Y de ese modo, los relatos de Caracas muerde se tejen con los hilos del miedo o la angustia de sus personajes al vivir sobre un escenario tan inquietante como impredecible, cuando también con el hartazgo, acaso un simple e imprevisible ataque de dignidad, que lleva a otro de los protagonistas a jugarse su correspondiente cuota de cómoda coexistencia con el horror diario y arbitrario, la cual reside básicamente en saber agachar la cabeza o mirar hacia otra parte cuando la situación lo requiere, plantándole cara a la autoridad uniformada y siempre abusiva, siempre presta a morder a su modo. Porque Torres no deja títere con cabeza, no carga las tintas sólo sobre la fría y gratuita crueldad de los malandros, sabe muy bien que no sólo son ellos los que hacen de la ciudad el monstruo sin compasión, ni remedio, que es. Así como tampoco demoniza a unos y a otros sin mirar más allá del cuerpo que empuña una pistola, extiende la mano para cobrar una mordida o mira hacia otra parte porque prefiere ser un cobarde vivo que un valiente muerto.
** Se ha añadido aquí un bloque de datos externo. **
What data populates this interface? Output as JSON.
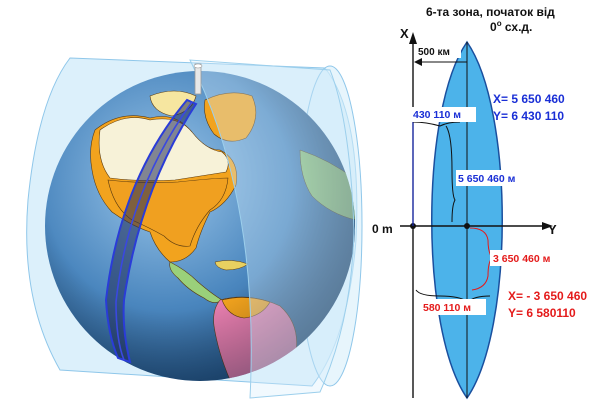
{
  "zone": {
    "title_line1": "6-та  зона, початок від",
    "title_line2": "0",
    "title_sup": "o",
    "title_line2_rest": " сх.д."
  },
  "axes": {
    "x_label": "X",
    "y_label": "Y",
    "origin_label": "0 m"
  },
  "measure_500": "500 км",
  "point_blue": {
    "x_coord": "X= 5 650 460",
    "y_coord": "Y= 6 430 110",
    "y_offset_label": "430 110 м",
    "x_offset_label": "5 650 460 м",
    "color": "#1a2fd6"
  },
  "point_red": {
    "x_coord": "X= - 3 650 460",
    "y_coord": "Y= 6 580110",
    "x_offset_label": "3 650 460 м",
    "y_offset_label": "580 110 м",
    "color": "#e41b1b"
  },
  "colors": {
    "zone_fill": "#4cb3ea",
    "ocean": "#4a86be",
    "land": "#f2a31e",
    "cylinder": "#bfe3f7"
  },
  "icons": {
    "globe": "globe-illustration"
  }
}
El gran acierto de Héctor Torres es esa mirada que hiela, emociona, indigna o maravilla según toque en cada renglón, en cada momento.
En resumen, Caracas muerde es un recorrido tan vertiginoso como minucioso a lo largo de lo cotidiano de una realidad que te deja sin aliento. Y lo peor de todo, o acaso lo mejor del libro, es que no puedes sospechar ni por un segundo que Héctor Torres ficcione en exceso, o al menos no del todo. No, porque buena parte de lo que cuenta ya lo has leído u oído mil veces antes, en especial a tu parentela y amigos caraqueños, incluso algo has visto con tus propios ojos, de modo que todo suena demasiado cercano y por ello también estremecedor. Pero el gran acierto de Héctor Torres, y en el fondo lo que sigue haciendo de la literatura una herramienta maravillosa para hurgar en el alma humana más allá de la frialdad de las crónicas periodísticas o las cifras estadísticas, es esa mirada a la que me refería antes, esa mirada que hiela, emociona, indigna o maravilla según toque en cada renglón, en cada momento.